The magnetic field is the area around a magnetic material or a moving electric charge where the force of magnetism acts. A magnetic field is a vector field in which magnetic forces can be measured in the presence of a magnet, an electric current, or a changing electric field. Moving electric charges and intrinsic magnetic moments of elementary particles associated with a fundamental quantum property known as spin generate a magnetic field. Magnetic and electric fields are both interconnected and components of the electromagnetic force, one of nature’s four fundamental forces.
The magnetic field strength can also be referred to as magnetic field intensity or magnetic intensity. It is denoted as vector H and is defined as the ratio of the MMF required to generate a specific Flux Density (B) within a given material per unit length of that material. The strength of a magnetic field is measured in amperes per metre.
Magnetic field due to current-carrying wire
Ampere proposed that when an electrical charge moves, a magnetic field is created. Consider a wire through which current is made to flow by connecting it to a battery for clarity. As the current through the conductor increases, so does the magnetic field. The magnetic field decreases with distance as we move away from the wire. This is described by Ampere’s law.

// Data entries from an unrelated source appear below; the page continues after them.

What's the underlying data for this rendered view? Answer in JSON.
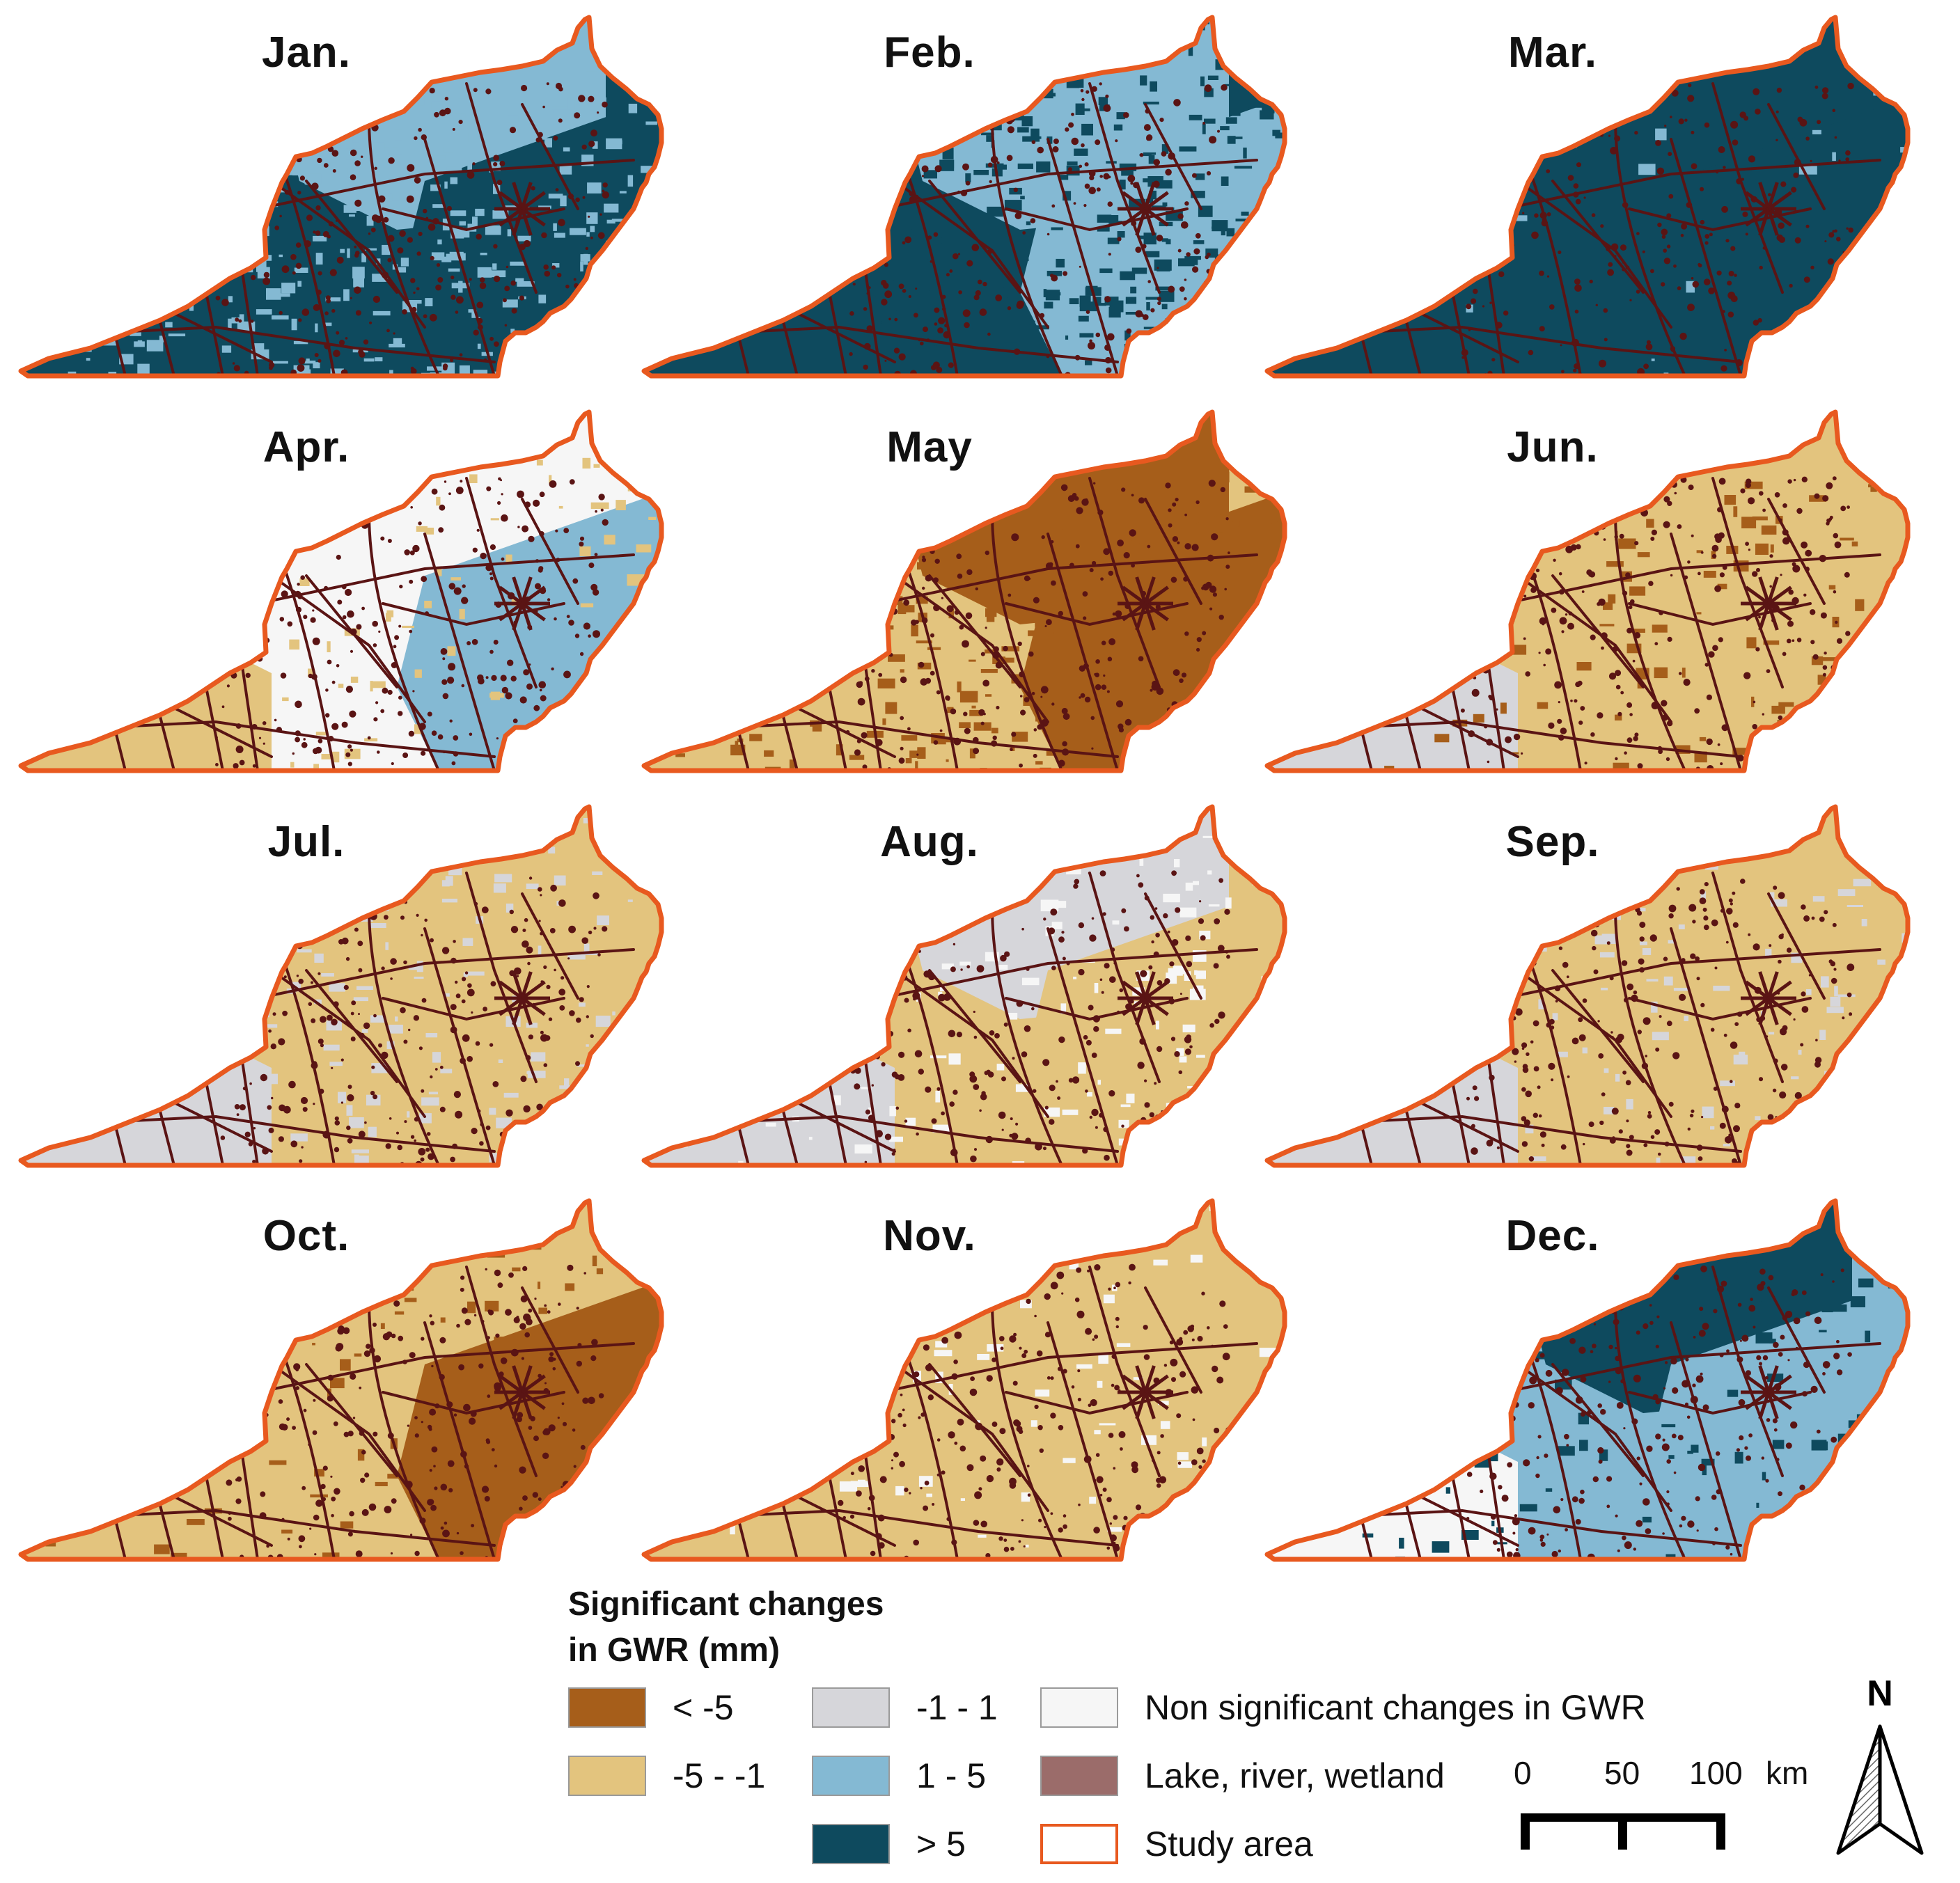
{
  "colors": {
    "lt_neg5": "#a65e1a",
    "neg5_neg1": "#e3c47e",
    "neg1_1": "#d6d6da",
    "pos1_5": "#84b9d3",
    "gt_5": "#0e4a5e",
    "non_significant": "#f6f6f6",
    "water": "#9b6c6a",
    "study_area": "#e8591f",
    "river_dark": "#5a1414"
  },
  "maps": [
    {
      "month": "Jan.",
      "pattern": {
        "base": "gt_5",
        "west": "gt_5",
        "north": "pos1_5",
        "east": "gt_5",
        "patch": "pos1_5",
        "patch_frac": 0.35
      }
    },
    {
      "month": "Feb.",
      "pattern": {
        "base": "gt_5",
        "west": "gt_5",
        "north": "pos1_5",
        "east": "pos1_5",
        "patch": "gt_5",
        "patch_frac": 0.45
      }
    },
    {
      "month": "Mar.",
      "pattern": {
        "base": "gt_5",
        "west": "gt_5",
        "north": "gt_5",
        "east": "gt_5",
        "patch": "pos1_5",
        "patch_frac": 0.02
      }
    },
    {
      "month": "Apr.",
      "pattern": {
        "base": "non_significant",
        "west": "neg5_neg1",
        "north": "non_significant",
        "east": "pos1_5",
        "patch": "neg5_neg1",
        "patch_frac": 0.12
      }
    },
    {
      "month": "May",
      "pattern": {
        "base": "neg5_neg1",
        "west": "neg5_neg1",
        "north": "lt_neg5",
        "east": "lt_neg5",
        "patch": "lt_neg5",
        "patch_frac": 0.3
      }
    },
    {
      "month": "Jun.",
      "pattern": {
        "base": "neg5_neg1",
        "west": "neg1_1",
        "north": "neg5_neg1",
        "east": "neg5_neg1",
        "patch": "lt_neg5",
        "patch_frac": 0.1
      }
    },
    {
      "month": "Jul.",
      "pattern": {
        "base": "neg5_neg1",
        "west": "neg1_1",
        "north": "neg5_neg1",
        "east": "neg5_neg1",
        "patch": "neg1_1",
        "patch_frac": 0.15
      }
    },
    {
      "month": "Aug.",
      "pattern": {
        "base": "neg5_neg1",
        "west": "neg1_1",
        "north": "neg1_1",
        "east": "neg5_neg1",
        "patch": "non_significant",
        "patch_frac": 0.15
      }
    },
    {
      "month": "Sep.",
      "pattern": {
        "base": "neg5_neg1",
        "west": "neg1_1",
        "north": "neg5_neg1",
        "east": "neg5_neg1",
        "patch": "neg1_1",
        "patch_frac": 0.12
      }
    },
    {
      "month": "Oct.",
      "pattern": {
        "base": "neg5_neg1",
        "west": "neg5_neg1",
        "north": "neg5_neg1",
        "east": "lt_neg5",
        "patch": "lt_neg5",
        "patch_frac": 0.08
      }
    },
    {
      "month": "Nov.",
      "pattern": {
        "base": "neg5_neg1",
        "west": "neg5_neg1",
        "north": "neg5_neg1",
        "east": "neg5_neg1",
        "patch": "non_significant",
        "patch_frac": 0.1
      }
    },
    {
      "month": "Dec.",
      "pattern": {
        "base": "pos1_5",
        "west": "non_significant",
        "north": "gt_5",
        "east": "pos1_5",
        "patch": "gt_5",
        "patch_frac": 0.12
      }
    }
  ],
  "legend": {
    "title_line1": "Significant changes",
    "title_line2": "in GWR (mm)",
    "items": [
      {
        "label": "< -5",
        "color_key": "lt_neg5"
      },
      {
        "label": "-5 - -1",
        "color_key": "neg5_neg1"
      },
      {
        "label": "-1 - 1",
        "color_key": "neg1_1"
      },
      {
        "label": "1 - 5",
        "color_key": "pos1_5"
      },
      {
        "label": "> 5",
        "color_key": "gt_5"
      },
      {
        "label": "Non significant changes in GWR",
        "color_key": "non_significant"
      },
      {
        "label": "Lake, river, wetland",
        "color_key": "water"
      },
      {
        "label": "Study area",
        "color_key": "study_area"
      }
    ]
  },
  "scalebar": {
    "ticks": [
      "0",
      "50",
      "100"
    ],
    "unit": "km"
  },
  "north_arrow": {
    "label": "N"
  }
}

The equation gives the magnetic field at a distance r from a long current-carrying conductor I, according to the law.
B=µ0I/2πr
In the equation, µ0 represents the permeability of free space, which is a special constant.
µ0=4p×10-7T·m/A
Magnetic fields can be concentrated in materials with higher permeability. Because the magnetic field is a vector quantity, it has a direction. The right-hand rule can be used to calculate the conventional current flowing through a straight wire. To apply this rule, imagine wrapping your right hand around the wire with your thumb pointing in the current direction. The magnetic field that wraps around the wire is depicted by the fingers.
Frequently Asked Questions (FAQs):
What is the source of the Earth's magnetic field?
The magnetic field of the Earth is created deep within the Earth's core. The flow of liquid iron at the Earth's core generates an electric current, which generates magnetic fields. Charged metals passing through these fields generate their own electric currents, and the cycle continues. The geodynamo is the name given to this self-sustaining loop. The Coriolis force causes spiralling, which aligns separate magnetic fields in the same direction. The combined effect of magnetic fields creates a massive magnetic field that engulfs the planet.
What exactly is a magnetic field?
The magnetic field is the area around a magnetic material or a moving electric charge where the force of magnetism acts.
Determine the magnetic flux density.
Magnetic flux density is the amount of magnetic flux in a given area measured perpendicular to the direction of the magnetic flux. It is denoted by the symbol B and is measured in Tesla units.